0

My script needs to run through lots of rows, analyze content, and then make updates on them (selectively)

Obviously I have a loop to evaluate each row...

I normally would issue an SQL UPDATE query within this loop (for the current row being evaluated) ... Infact I like this better, more straight cleaner for my code etc. $q = "UPDATE mytable SET status='online' WHERE id='22'";

But lately i've been using "IN" clauses.. the loop would gather the ids in csv and then later do;

if ids exist do query 
    $q = "UPDATE mytable SET status='online' WHERE id IN(22,25,147)";

So is either of the 2 techniques SIGNIFICANTLY BETTER? in reality? or might i as well stick w/ where im comfortable with...

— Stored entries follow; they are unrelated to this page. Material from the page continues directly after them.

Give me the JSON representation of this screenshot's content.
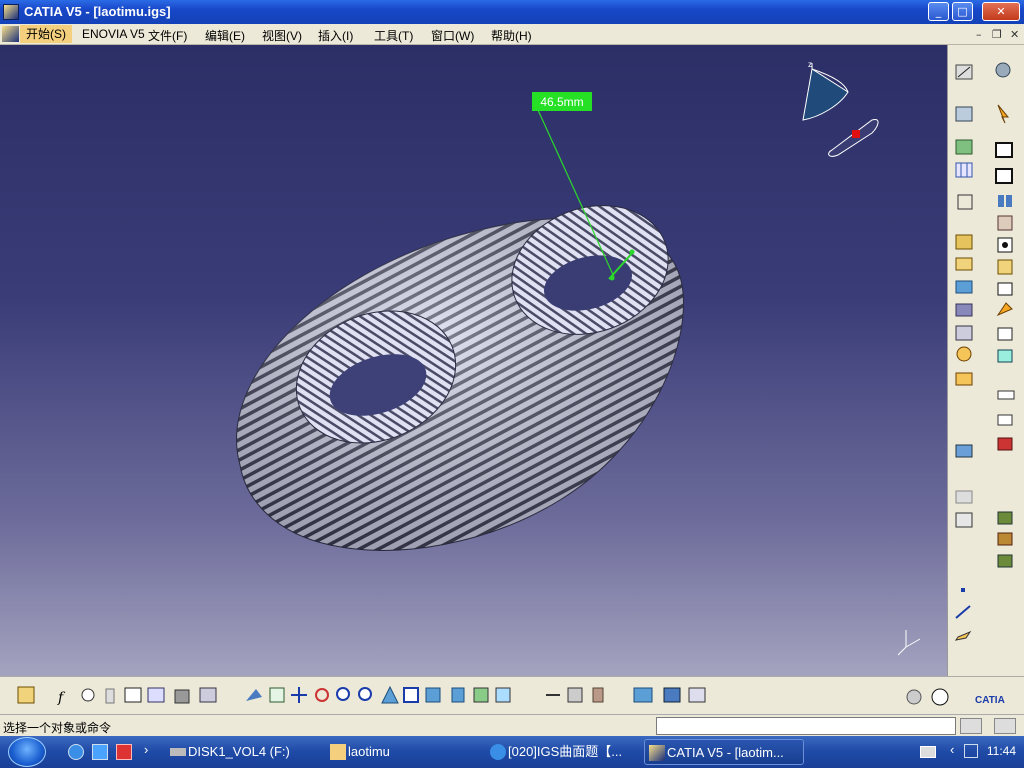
{
  "window": {
    "title": "CATIA V5 - [laotimu.igs]"
  },
  "menu": {
    "items": [
      "开始(S)",
      "ENOVIA V5",
      "文件(F)",
      "编辑(E)",
      "视图(V)",
      "插入(I)",
      "工具(T)",
      "窗口(W)",
      "帮助(H)"
    ]
  },
  "viewport": {
    "measurement_label": "46.5mm",
    "compass_label": "z"
  },
  "status": {
    "prompt": "选择一个对象或命令",
    "command_value": ""
  },
  "taskbar": {
    "items": [
      {
        "label": "DISK1_VOL4 (F:)",
        "icon": "drive-icon"
      },
      {
        "label": "laotimu",
        "icon": "folder-icon"
      },
      {
        "label": "[020]IGS曲面题【...",
        "icon": "ie-icon"
      },
      {
        "label": "CATIA V5 - [laotim...",
        "icon": "catia-icon"
      }
    ],
    "clock": "11:44"
  },
  "colors": {
    "titlebar": "#1847c8",
    "viewport_top": "#2c2f66",
    "viewport_bottom": "#a4a3bf",
    "measure_bg": "#25e025",
    "menu_active": "#f3cf7e"
  }
}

and yes, for code and other tasks i have to do, it's easier to have the individual UPDATE SQLs fire inside the loop...

BrownChiLD
  • 3,545
  • 9
  • 43
  • 61
  • `IN` is generally a slower approach towards this, however you could run a benchmark and calculate the time it takes on both for your case and decide accordingly – Hanky Panky Apr 17 '13 at 03:45
  • You can profile your query and can see the time it takes to execute. Normally update statement will run faster but considering multiple update statements it will take significant amount of database resources and time to execute. So in this case IN should give you more performance. – ATR Apr 17 '13 at 03:49
  • possible duplicate of [MYSQL OR vs IN performance](http://stackoverflow.com/questions/782915/mysql-or-vs-in-performance) – hookenz Apr 17 '13 at 03:53
  • thank you all, im amazed at how fast people help here at stack.... do you guys stare at the screen and jump on new questions? haha. that's mighty noble of ya'll. -gratitudes. – BrownChiLD Apr 17 '13 at 03:53
  • @Matt: this is **not duplicate**, as OP does not consider using `OR` – mvp Apr 17 '13 at 04:05

1 Answers1

2

Single query with IN (<multiple id's>) should be better than multiple queries with one id. This is because server has to parse your SQL statement and create query plan, and cost for parsing is often comparable to actual execution time. Parsing one statement with 100 ids costs about the same as with one id.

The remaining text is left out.